Pero Jefferson no tenía en mente sólo la liberación de los rehenes: al justificarse ante el Congreso de Estados Unidos (al que informó con retraso, como harían más tarde George W. Bush o Barack Obama), Jefferson invocó la libertad de comercio. Estados Unidos se presentaba ya como guardián y garante de una primera globalización.
La guerra contra los berberiscos despojaba ya de antemano a Gran Bretaña (enzarzada contra la flota francesa frente a las costas de España) de su papel de policía del comercio internacional.
Y la lucha contra el Islam no fue del todo ajena a esta expedición pionera: en Londres, en 1785, Jefferson había oído al embajador de Trípoli justificar con el Corán la toma de rehenes «infieles» y la petición de rescate. Allí también apareció el «imperialismo democrático» en ciernes de Estados Unidos, ya que Jefferson consideró que era legítimo luchar contra unos tiranos.
Obama se reconoce heredero de todos estos combates y de toda la retórica -económica, humanitaria, religiosa e ideológica- que los legitima.
¿Ha tenido elección Obama? ¿Y pudo elegir Jefferson?
Sí, porque ya en contra de Jefferson, un movimiento pacifista recomendaba la negociación, el acuerdo y el pago del rescate. Dirigidos por el anterior presidente, John Adams, los pacifistas de la época se rebelaban contra un conflicto que «Estados Unidos no podía ganar» y que, según Adams, sería «una guerra interminable». Casi dos siglos más tarde, recordamos que Jimmy Carter negoció -en vano- la liberación de los rehenes de la embajada estadounidense en Teherán con los «ayatolás» de Irán, exactamente igual que Adams quiso ponerse de acuerdo con los berberiscos.
Entre los dos, Jefferson o Adams, Obama ha elegido en Somalia el partido de Jefferson: esta elección no era obvia, e incluso sorprende. Evidentemente, la opinión pública habrá influido en Obama igual que decidió a Jefferson: el pueblo estadounidense era tan hostil hacia los berberiscos de antaño, como lo es actualmente hacia los berberiscos contemporáneos.
¿Era previsible esta decisión de Obama?
Uno duda al responder.

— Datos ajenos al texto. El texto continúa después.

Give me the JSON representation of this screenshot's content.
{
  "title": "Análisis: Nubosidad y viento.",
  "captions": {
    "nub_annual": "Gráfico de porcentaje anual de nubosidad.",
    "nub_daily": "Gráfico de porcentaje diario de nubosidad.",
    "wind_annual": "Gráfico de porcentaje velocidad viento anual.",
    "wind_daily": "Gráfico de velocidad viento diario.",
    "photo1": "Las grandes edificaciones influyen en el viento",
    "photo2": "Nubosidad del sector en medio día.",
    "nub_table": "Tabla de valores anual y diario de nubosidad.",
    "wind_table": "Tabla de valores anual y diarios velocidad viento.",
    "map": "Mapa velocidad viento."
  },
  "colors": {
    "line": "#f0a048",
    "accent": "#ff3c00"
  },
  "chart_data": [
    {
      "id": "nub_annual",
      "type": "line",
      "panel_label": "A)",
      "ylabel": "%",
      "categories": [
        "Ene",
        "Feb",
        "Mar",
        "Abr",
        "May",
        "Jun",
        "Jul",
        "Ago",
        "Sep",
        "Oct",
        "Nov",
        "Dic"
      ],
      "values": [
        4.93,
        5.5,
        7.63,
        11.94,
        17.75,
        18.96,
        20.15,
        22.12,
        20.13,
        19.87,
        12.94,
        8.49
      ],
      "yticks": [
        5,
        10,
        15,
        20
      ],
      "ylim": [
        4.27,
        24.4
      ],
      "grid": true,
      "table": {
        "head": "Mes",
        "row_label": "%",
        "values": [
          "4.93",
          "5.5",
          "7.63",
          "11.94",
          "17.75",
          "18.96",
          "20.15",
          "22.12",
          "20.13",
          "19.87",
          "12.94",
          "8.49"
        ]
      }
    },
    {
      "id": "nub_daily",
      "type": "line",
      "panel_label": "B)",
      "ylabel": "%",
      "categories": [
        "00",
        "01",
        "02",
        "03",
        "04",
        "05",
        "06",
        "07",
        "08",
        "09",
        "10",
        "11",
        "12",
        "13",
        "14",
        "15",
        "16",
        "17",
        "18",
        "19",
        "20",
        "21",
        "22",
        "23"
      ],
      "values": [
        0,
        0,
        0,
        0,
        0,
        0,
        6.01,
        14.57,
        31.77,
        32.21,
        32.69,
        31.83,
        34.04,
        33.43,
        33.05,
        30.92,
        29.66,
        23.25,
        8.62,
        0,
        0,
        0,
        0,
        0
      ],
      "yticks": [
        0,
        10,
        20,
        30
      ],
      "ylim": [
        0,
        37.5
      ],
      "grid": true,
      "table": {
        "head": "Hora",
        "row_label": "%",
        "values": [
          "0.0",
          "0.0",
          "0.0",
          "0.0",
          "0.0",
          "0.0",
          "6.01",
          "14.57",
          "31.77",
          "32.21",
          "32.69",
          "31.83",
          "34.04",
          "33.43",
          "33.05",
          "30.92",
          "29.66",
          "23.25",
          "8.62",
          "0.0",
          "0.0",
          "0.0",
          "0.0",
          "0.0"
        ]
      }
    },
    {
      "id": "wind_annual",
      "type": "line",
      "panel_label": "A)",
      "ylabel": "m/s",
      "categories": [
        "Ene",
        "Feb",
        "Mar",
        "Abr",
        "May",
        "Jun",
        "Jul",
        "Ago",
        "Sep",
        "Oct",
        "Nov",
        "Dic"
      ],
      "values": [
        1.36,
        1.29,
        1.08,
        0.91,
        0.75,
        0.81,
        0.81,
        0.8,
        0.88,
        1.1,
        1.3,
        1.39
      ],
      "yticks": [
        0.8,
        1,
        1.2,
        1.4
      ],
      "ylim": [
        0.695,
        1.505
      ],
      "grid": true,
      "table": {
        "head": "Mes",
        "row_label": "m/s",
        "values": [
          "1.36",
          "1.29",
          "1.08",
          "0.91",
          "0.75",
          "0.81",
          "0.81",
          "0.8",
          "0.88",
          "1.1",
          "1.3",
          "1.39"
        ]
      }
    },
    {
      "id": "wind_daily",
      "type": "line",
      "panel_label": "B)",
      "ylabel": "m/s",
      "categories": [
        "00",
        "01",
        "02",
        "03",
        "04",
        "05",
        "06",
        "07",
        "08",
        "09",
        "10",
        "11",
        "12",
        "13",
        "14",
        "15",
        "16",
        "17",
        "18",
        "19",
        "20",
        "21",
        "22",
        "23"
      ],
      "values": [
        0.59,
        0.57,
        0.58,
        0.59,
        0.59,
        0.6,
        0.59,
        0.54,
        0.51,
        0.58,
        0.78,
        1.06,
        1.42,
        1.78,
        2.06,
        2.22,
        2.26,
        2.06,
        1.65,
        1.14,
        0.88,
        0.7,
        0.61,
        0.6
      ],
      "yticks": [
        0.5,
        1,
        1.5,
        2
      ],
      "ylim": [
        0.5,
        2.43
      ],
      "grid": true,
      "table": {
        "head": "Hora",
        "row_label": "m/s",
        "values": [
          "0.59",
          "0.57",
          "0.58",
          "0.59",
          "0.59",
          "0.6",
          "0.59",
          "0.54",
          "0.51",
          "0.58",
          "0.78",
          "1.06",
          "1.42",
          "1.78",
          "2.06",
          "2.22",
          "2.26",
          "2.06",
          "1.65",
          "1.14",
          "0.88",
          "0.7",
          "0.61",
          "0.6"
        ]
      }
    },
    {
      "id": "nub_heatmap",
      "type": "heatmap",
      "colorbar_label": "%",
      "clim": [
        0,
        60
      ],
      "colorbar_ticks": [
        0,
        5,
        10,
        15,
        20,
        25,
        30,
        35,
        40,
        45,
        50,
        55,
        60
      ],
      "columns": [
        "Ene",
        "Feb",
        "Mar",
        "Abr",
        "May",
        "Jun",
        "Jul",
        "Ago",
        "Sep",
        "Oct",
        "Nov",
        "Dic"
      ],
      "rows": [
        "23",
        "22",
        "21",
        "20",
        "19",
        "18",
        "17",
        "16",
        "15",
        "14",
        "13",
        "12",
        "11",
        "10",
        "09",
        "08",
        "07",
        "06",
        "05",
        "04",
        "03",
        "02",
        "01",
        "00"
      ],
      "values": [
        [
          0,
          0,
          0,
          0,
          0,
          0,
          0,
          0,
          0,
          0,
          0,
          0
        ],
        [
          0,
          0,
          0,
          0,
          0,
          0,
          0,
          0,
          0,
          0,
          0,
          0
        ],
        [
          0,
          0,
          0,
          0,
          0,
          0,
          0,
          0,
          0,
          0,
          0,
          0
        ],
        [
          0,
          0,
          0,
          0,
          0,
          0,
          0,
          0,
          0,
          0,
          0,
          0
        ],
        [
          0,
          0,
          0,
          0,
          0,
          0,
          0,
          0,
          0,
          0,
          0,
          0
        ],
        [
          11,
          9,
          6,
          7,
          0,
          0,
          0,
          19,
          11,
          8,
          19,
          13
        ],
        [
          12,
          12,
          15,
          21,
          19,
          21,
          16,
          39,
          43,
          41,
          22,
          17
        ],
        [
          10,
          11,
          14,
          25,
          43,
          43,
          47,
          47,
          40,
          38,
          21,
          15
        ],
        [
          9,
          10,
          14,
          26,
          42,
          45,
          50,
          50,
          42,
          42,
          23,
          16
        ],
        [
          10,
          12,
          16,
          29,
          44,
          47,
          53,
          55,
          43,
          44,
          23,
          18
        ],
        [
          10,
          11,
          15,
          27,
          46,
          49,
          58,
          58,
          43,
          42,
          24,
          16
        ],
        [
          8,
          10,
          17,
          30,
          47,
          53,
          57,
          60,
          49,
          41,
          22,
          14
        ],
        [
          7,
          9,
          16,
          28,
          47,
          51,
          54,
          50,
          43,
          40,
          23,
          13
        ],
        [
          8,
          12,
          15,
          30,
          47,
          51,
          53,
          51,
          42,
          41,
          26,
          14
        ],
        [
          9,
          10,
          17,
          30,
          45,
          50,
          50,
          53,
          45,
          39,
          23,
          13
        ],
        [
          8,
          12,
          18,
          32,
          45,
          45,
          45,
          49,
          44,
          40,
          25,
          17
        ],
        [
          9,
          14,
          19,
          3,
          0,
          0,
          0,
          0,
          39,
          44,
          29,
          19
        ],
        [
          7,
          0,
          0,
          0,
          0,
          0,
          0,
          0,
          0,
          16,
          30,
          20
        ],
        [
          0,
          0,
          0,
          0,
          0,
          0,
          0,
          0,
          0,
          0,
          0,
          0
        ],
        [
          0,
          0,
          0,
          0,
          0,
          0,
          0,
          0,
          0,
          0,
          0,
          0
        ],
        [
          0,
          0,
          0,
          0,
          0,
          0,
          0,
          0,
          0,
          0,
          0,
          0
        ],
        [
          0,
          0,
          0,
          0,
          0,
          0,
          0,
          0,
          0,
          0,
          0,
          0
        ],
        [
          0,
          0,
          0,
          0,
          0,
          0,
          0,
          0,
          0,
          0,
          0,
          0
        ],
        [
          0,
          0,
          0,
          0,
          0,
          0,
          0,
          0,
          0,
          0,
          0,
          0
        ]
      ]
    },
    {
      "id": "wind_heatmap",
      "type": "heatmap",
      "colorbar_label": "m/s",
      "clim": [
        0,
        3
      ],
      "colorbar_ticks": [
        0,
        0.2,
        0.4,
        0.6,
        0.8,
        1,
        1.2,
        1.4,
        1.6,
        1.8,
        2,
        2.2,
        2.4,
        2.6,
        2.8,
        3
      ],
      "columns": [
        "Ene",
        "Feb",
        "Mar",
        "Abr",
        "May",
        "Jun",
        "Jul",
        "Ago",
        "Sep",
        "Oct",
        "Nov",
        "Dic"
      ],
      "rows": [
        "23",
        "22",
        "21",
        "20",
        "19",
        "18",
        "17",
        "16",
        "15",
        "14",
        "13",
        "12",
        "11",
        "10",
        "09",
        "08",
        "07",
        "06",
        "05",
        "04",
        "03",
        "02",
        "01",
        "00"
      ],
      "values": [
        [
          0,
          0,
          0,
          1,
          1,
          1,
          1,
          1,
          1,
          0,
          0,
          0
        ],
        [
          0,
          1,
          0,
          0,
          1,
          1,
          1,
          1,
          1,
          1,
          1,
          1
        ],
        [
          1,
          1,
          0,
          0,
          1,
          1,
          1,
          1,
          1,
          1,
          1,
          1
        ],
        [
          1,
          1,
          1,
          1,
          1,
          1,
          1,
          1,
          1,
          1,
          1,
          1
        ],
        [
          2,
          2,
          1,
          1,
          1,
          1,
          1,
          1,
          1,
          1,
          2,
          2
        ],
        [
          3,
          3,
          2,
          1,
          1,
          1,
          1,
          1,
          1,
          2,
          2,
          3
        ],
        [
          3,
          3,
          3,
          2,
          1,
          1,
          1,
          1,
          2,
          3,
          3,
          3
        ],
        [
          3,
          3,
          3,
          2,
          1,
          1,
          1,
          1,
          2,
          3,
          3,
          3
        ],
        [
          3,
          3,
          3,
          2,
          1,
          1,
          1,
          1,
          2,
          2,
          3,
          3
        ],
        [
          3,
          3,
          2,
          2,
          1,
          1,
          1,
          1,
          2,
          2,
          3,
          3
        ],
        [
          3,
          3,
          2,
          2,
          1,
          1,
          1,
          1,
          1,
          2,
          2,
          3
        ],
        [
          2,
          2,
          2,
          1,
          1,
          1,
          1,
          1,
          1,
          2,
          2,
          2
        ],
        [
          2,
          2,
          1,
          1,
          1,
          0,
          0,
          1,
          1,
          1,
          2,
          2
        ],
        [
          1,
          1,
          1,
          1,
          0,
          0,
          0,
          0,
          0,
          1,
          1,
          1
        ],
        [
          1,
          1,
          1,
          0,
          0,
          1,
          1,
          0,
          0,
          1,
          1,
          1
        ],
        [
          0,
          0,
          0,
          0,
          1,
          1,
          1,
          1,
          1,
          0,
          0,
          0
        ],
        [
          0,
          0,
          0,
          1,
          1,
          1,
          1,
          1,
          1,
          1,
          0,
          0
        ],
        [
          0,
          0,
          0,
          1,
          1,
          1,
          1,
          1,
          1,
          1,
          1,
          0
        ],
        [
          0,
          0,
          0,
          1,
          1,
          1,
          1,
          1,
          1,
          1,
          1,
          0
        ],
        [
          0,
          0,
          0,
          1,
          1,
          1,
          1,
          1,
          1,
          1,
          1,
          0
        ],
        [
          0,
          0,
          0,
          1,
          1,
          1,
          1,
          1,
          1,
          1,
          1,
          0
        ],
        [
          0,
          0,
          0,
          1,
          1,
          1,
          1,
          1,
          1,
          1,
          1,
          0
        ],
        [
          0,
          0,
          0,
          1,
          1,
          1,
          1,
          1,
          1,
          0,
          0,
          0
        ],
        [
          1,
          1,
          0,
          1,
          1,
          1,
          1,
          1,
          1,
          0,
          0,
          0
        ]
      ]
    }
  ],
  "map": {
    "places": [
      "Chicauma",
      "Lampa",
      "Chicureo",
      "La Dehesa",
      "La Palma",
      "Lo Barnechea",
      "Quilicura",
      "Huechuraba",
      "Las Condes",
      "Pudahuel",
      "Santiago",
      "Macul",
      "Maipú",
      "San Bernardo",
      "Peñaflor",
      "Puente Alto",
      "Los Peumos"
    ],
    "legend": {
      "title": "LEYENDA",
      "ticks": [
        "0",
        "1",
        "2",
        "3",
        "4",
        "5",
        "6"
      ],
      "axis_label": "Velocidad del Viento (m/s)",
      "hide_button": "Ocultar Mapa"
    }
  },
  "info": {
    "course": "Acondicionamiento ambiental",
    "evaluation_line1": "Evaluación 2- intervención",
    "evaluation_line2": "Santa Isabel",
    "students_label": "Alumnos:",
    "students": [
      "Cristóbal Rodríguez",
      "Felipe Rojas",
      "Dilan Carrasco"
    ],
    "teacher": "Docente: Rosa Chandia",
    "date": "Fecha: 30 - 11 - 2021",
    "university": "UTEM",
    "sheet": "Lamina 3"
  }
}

Por una parte, escuchamos al Obama de la campaña, dispuesto a conferenciar, sin demasiadas condiciones previas, con Siria, Irán, Cuba y Corea del Norte. Pero ahora observamos al otro Obama, al que gobierna realmente: de entrada, este Obama ha confirmado en sus funciones esenciales a
- Robert Gates, ministro de Defensa de George W. Bush y
- al general David Petraeus, también nombrado por Bush, autor de la doctrina antiterrorista del ejército estadounidense y estratega de la guerra casi ganada, en cualquier caso no perdida, en Irak. David Petraeus, al que Obama ha encargado ahora reproducir en Afganistán exactamente la misma estrategia, casi ganadora y no perdedora, que en Irak. Un Petraeus que declara de buen grado que el ejército estadounidense se alegra de la «continuidad» de la estrategia militar, ayer de Bush, que actualmente legitima Obama.
Obama, es pues Jefferson y no Adams, más bien Bush padre e hijo que Carter: ante la desesperación, desde luego, de una determinada izquierda estadounidense y de una derecha conservadora que esperaba perdonar la vida a un Obama blandengue.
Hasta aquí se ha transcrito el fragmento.